The need for the UN is growing at the very time that the threats to it are increasing. While the American public still strongly supports the United Nations, in political circles, that support has recently come under significant strain. That means your very good work has never been so important, and I am grateful for your enduring support for the United Nations and your continued active U.S. leadership within the United Nations system.

We are very fortunate to have with us tonight Secretary-General Ban Ki-moon, who enters his second term with a universal mandate. He is tackling the world’s toughest challenges with the full force of his energy and talents. In the past year alone, the Secretary-General has defended the right of protesters in Tunisia and Egypt to demand change and shape their own futures. He has spoken out against governments waging violence against their own people in Libya and Syria. He has stood up to a despot trying to steal an election in Cote d’Ivoire. He has persisted in placing women’s issues on the UN agenda and appointing more and more women to his senior management team. And he continues to tackle the transnational challenges of the 21st century, from terrorism and nuclear proliferation to climate change, infectious disease and eradicating poverty.

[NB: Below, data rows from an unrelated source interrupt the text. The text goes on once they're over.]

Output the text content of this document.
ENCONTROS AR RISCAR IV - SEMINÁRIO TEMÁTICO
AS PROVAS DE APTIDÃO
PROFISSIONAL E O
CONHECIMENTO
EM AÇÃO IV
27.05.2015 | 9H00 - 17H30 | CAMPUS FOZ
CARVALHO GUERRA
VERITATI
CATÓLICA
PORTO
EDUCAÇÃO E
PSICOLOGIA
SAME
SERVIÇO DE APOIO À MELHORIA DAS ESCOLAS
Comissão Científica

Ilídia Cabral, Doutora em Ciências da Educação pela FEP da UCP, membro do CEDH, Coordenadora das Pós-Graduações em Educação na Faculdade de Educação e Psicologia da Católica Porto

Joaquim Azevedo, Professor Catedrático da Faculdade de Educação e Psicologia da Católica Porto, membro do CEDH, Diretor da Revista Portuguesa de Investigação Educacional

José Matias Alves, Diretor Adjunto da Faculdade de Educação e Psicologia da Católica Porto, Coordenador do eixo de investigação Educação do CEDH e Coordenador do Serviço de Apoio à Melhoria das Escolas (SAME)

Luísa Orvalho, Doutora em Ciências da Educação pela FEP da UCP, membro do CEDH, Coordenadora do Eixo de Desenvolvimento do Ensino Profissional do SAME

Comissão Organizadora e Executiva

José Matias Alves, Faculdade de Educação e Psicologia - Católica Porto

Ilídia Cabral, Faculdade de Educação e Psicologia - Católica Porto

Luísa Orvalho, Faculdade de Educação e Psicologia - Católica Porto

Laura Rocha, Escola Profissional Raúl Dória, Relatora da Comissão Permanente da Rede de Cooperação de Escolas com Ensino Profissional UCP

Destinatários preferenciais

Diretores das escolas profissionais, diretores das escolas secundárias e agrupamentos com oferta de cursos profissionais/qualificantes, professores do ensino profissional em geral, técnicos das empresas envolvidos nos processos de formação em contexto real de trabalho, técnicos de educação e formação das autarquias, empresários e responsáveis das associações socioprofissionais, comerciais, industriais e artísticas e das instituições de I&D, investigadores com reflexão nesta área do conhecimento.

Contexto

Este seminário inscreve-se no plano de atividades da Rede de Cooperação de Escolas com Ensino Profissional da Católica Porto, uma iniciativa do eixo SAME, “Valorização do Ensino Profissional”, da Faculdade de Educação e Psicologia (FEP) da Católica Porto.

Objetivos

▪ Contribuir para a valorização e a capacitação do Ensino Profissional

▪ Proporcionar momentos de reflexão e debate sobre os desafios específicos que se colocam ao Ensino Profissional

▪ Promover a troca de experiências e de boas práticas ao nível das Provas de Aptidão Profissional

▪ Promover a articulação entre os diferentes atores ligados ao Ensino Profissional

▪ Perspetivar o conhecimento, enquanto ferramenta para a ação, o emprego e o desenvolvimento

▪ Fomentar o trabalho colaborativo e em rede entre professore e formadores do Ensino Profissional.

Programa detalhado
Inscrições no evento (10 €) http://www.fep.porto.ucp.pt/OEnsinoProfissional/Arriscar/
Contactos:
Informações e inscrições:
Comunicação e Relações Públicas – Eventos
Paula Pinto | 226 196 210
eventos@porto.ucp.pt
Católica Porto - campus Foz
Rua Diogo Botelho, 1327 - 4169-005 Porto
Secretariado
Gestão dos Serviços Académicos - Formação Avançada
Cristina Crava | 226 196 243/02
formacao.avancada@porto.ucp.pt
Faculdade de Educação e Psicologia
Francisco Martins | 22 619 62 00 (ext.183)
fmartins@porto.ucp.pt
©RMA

Mr. Secretary-General, I deeply admire your dedication, and I’m proud to have the opportunity to serve with you. I value our friendship and the strong relationship the Obama administration shares with the United Nations. I’d also like to thank your wonderful wife, Madame Ban Soon-Taek, for her steadfast support as you enter your second term.

Tonight, Mr. Secretary-General, we honor your service to mankind. I want you to know how much we value your wisdom and committed leadership in these challenging times.

Ladies and gentlemen, please join me in welcoming UN Secretary-General Ban Ki-moon.